Farncombe and the University of Bristol aim to offer the industry’s most rigorous independent Wi-Fi CPE testing, which will benchmark quality of service and experience to support subscriber demands for simultaneous HD video on multiple devices

Farncombe partners with the University of Bristol for Wi-Fi testing service

Farncombe, an independent provider of engineering services and testing to the global TV industry, today (18 June 2013) announced that it has partnered with the University of Bristol to offer the industry’s most comprehensive and repeatable W-iFi testing service.

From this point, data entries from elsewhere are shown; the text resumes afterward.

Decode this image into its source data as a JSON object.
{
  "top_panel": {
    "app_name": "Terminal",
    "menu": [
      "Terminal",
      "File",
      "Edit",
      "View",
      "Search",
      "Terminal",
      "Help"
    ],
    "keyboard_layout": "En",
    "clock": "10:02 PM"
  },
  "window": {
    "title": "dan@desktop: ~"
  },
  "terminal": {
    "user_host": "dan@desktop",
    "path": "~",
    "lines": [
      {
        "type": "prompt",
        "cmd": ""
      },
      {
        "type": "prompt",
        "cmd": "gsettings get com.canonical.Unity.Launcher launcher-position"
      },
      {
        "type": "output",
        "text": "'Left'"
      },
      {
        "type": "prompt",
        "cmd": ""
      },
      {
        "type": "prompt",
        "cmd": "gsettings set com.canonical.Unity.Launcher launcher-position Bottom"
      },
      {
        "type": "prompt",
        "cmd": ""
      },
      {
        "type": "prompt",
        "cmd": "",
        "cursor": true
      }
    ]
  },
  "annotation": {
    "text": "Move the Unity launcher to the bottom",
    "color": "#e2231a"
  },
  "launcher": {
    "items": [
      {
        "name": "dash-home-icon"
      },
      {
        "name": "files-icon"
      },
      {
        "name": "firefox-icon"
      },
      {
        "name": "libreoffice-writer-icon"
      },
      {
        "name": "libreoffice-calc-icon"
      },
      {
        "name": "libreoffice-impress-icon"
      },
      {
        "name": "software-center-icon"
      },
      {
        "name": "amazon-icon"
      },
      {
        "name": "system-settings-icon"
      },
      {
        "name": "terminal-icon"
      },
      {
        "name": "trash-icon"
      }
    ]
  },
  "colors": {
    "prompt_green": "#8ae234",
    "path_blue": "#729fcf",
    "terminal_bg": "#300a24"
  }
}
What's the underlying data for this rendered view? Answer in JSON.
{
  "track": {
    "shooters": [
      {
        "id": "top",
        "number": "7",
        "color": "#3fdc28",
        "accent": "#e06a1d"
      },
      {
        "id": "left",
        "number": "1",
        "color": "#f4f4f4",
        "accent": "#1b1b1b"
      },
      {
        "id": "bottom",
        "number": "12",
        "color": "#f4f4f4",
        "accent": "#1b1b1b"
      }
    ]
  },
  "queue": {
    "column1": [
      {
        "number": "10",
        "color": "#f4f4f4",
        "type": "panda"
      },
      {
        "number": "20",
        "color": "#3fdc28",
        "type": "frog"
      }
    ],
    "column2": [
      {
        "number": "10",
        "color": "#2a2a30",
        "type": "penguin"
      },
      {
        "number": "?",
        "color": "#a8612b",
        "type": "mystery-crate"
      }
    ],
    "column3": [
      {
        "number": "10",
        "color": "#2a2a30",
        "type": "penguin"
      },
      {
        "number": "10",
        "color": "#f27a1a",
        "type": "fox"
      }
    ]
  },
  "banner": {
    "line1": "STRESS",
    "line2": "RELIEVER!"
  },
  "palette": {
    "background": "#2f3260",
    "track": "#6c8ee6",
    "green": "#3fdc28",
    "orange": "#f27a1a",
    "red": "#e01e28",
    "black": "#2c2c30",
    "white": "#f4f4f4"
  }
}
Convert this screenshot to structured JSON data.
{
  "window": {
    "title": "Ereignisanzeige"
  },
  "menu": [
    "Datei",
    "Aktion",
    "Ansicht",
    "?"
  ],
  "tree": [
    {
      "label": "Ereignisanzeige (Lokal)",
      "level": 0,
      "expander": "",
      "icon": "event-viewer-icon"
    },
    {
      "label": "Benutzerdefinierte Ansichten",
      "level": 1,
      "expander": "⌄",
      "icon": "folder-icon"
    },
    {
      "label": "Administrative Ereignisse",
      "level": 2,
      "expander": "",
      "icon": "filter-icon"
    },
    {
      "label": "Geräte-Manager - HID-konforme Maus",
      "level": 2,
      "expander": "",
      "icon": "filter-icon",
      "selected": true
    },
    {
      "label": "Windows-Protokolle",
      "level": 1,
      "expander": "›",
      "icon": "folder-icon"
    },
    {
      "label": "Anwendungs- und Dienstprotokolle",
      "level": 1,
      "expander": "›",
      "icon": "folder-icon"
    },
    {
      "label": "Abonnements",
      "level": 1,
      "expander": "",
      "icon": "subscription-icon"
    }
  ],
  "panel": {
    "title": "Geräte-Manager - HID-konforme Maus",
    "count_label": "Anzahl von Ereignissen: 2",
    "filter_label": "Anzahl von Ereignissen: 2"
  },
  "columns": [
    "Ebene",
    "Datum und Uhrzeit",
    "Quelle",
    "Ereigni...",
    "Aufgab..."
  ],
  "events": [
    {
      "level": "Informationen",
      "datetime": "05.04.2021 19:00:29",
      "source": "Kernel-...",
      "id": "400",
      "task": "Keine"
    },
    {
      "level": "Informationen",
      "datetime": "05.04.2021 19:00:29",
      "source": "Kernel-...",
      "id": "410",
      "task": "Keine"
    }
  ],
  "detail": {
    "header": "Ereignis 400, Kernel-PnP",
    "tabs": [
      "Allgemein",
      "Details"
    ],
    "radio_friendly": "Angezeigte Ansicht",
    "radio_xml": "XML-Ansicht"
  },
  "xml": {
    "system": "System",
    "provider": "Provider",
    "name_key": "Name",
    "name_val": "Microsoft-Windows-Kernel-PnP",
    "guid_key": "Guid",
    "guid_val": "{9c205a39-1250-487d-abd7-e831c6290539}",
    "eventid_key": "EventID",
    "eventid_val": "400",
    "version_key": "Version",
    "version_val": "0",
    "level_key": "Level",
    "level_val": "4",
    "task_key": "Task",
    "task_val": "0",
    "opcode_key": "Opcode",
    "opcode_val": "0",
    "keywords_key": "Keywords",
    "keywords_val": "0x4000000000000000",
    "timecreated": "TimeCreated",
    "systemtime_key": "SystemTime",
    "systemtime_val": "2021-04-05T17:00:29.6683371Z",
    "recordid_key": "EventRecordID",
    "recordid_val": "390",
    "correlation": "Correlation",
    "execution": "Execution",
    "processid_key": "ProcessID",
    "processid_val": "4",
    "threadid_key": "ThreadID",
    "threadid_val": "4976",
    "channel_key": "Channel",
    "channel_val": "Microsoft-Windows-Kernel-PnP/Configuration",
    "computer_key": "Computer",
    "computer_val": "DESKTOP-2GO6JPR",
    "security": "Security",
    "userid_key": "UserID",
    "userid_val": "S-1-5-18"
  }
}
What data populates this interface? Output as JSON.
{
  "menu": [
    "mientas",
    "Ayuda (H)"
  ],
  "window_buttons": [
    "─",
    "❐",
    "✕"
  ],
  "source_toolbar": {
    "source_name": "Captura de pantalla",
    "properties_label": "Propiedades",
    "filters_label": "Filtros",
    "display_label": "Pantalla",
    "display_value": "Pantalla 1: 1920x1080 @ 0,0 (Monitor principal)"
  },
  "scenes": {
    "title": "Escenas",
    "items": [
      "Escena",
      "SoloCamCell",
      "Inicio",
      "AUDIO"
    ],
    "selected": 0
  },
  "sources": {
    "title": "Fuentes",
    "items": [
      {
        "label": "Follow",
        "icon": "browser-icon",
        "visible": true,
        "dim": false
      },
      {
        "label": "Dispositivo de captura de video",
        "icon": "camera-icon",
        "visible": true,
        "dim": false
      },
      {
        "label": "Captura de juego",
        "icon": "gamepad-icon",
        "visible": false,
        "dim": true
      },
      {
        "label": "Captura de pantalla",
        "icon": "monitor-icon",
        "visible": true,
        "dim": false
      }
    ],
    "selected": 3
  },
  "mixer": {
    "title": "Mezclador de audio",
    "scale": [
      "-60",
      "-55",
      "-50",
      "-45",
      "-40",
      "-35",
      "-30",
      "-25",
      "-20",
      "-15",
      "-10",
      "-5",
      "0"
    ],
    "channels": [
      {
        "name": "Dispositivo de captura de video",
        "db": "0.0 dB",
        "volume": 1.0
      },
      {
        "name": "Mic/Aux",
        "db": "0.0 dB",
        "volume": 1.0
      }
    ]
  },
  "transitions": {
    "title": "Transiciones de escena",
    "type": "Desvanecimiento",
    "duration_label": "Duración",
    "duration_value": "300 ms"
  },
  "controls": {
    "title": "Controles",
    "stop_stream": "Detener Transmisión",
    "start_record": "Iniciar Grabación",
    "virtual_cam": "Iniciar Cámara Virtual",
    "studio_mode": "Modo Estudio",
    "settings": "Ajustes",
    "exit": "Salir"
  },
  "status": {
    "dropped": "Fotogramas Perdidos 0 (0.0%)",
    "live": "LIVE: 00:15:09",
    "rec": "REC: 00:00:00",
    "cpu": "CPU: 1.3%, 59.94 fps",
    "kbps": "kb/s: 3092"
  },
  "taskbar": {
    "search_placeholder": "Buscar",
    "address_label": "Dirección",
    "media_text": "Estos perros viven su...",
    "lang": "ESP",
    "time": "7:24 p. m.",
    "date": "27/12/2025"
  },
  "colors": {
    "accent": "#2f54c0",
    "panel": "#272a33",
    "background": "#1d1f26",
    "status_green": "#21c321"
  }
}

Virgin Media, one of the first clients for the service, appointed Farncombe for the independent testing of its new Super Hub; to provide input, technical recommendations; and to help Virgin Media support subscribers and optimise their quality of experience

Farncombe launched the industry’s first Wi-Fi product benchmarking service for the connected home in 2012. The service is designed to help video service operators understand the effectiveness of Wi-Fi-enabled set-top boxes, gateways, routers and clients

At Virgin Media’s request, Farncombe and the University of Bristol independently rated the throughput and reach of potential devices and compared them against other operators’ Wi-Fi devices. This helped Virgin Media ensure its recently-launched Super Hub became the best-in-class for cost/performance and quality of service. The testing helped prove that the new Super Hub is the best performing 5GHz router with three antennas currently available from UK operators.

‘As subscribers demand simultaneous real-time streaming of HD video to multiple devices, there is a real need to understand how a Wi-Fi router will impact the subscriber’s quality of experience,’ said Gary Marshall, managing partner at Farncombe.

‘Without thoroughly testing a consumer device, the risks for an operator can be huge. As well as incurring the costs of subscribers contacting call-centres and returning boxes, consumer dissatisfaction can damage a brand. Our service provides operators with invaluable data to help them understand the Wi-Fi performance of their devices – turning a black art into an understandable science.’

Professor Andrew Nix of the University of Bristol, added: ‘Today's Wi-Fi chips are powerful devices. With such clever technology you don’t expect to have to twiddle the antennas to improve reception, just like the aerial on a 1970s TV set. Yet that is still often the case. By pooling the resources of academia and business, we provide a service that combines hardware and theoretical analysis. The result is the first-ever rigorous scientific approach to Wi-Fi testing.’

The number, type, position and angle of the antennas relative to the chips, power supply and casing all impact on the efficiency of the Wi-Fi signal. To quantify these variables, the University of Bristol researchers have established an automated, repeatable process for benchmarking using its sophisticated channel emulation equipment. This uses a network of more than 100 PCs to analyse Wi-Fi performance over 1.44 million links.

Mike Robinson, head of CPE quality engineering at Virgin Media said: ‘We had two leading prototypes for the next generation Super Hub when we approached Farncombe and the University of Bristol for their recommendations. The resulting benchmarking gave us critical information on performance of the antenna design, positioning and its connection to the Wi-Fi chipset that has resulted in the best-in-class Wi-Fi router.’

Farncombe conducts real-world testing to determine how the positioning of the router, access points and multiple clients impacts Wi-Fi efficiency. Farncombe’s Hardware Design Service also reviews the products and provides advice to clients on features that could cost-effectively improve performance.